La Défenseure des droits a effectué une visite de deux jours sur place, mardi et mercredi, sur fond de polémique et de bataille judiciaire: celle-ci doit se poursuivre désormais devant le Conseil d'État, qui pourra éventuellement casser la décision d'interdire aux associations non mandatées par l'Etat d'effectuer des distributions alimentaires en centre-ville.

Claire Hédon s'alarme, dans un communiqué, "des conditions de vie dégradantes et inhumaines que subissent les exilés", dont elle a constaté l'"état d'épuisement physique et mental".

Des nourrissons qui "dorment à même le sol"

L'autorité indépendante avait déjà présenté des observations cette semaine au tribunal administratif de Lille, saisi par 13 associations contestant la décision préfectorale, qui ont finalement été déboutées: "En privant les exilés de l'accès à un bien - la distribution de repas -, la mesure de police contestée est constitutive d'une discrimination fondée sur la nationalité", avait-elle fustigé.

"L'accès à la nourriture, à l'eau et à l'hygiène est difficile et complexe", réitère Claire Hédon jeudi, prévoyant de présenter ses observations également au Conseil d'Etat. "Certains exilés n'arrivent pas à manger tous les jours. Les distributions de repas, à horaires variables et pas toujours respectés, sont parfois éloignées des lieux de vie."

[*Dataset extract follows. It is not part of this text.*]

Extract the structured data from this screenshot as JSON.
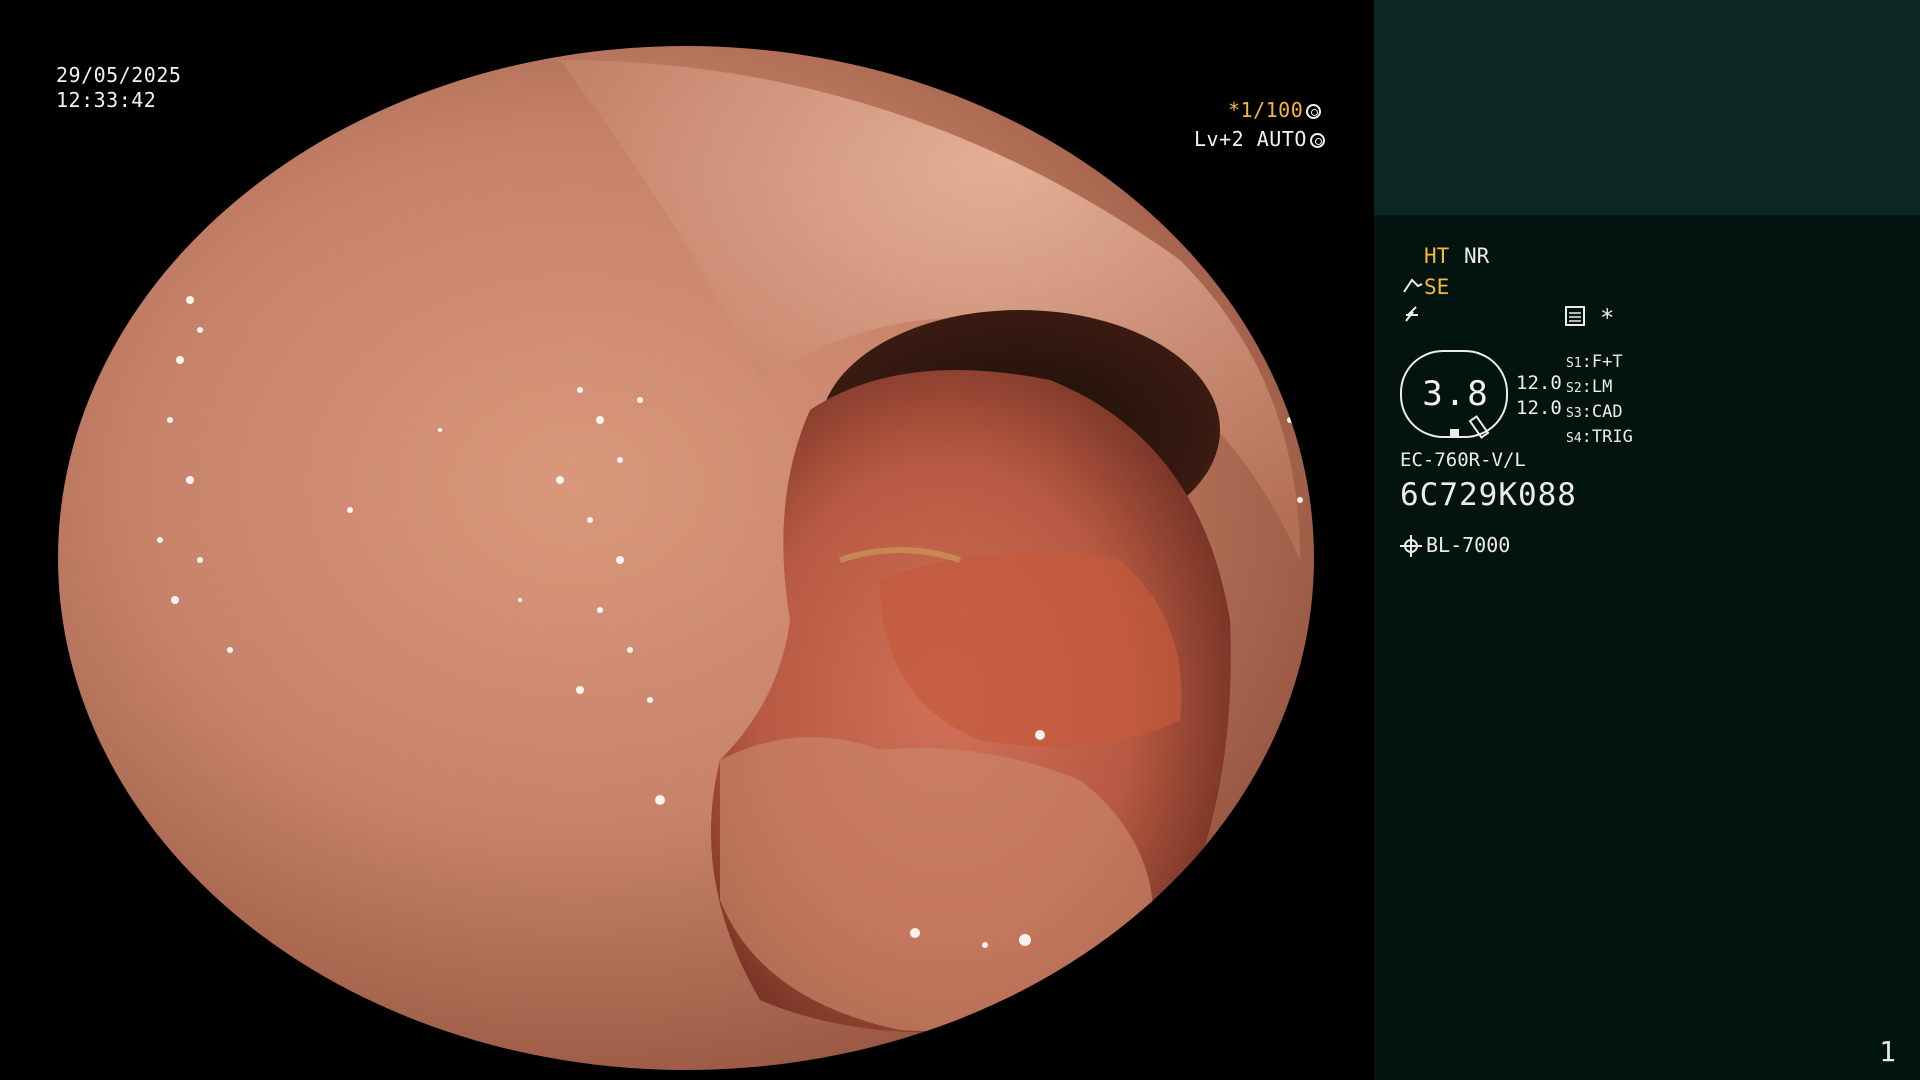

Durant sa visite, la Défenseure des droits a constaté "la volonté d'invisibiliser les exilés à Calais", où environ 1200 à 1500 migrants désireux de rallier la Grande-Bretagne, dont des femmes et des nourrissons, "dorment à même le sol, cachés sous des buissons, quelles que soient les conditions climatiques".

"Au moment même où la Commission européenne" a dévoilé mercredi son projet de refonte de la politique d'asile, "la Défenseure des droits souhaite que les discussions s'ouvrent enfin sur les voies légales de l'immigration et exhorte les pouvoirs publics à ne pas s'obstiner dans ce qui s'apparente à un déni d'existence des exilés qui, présents sur notre territoire, doivent être traités dignement, conformément au droit et aux engagements internationaux qui lient la France".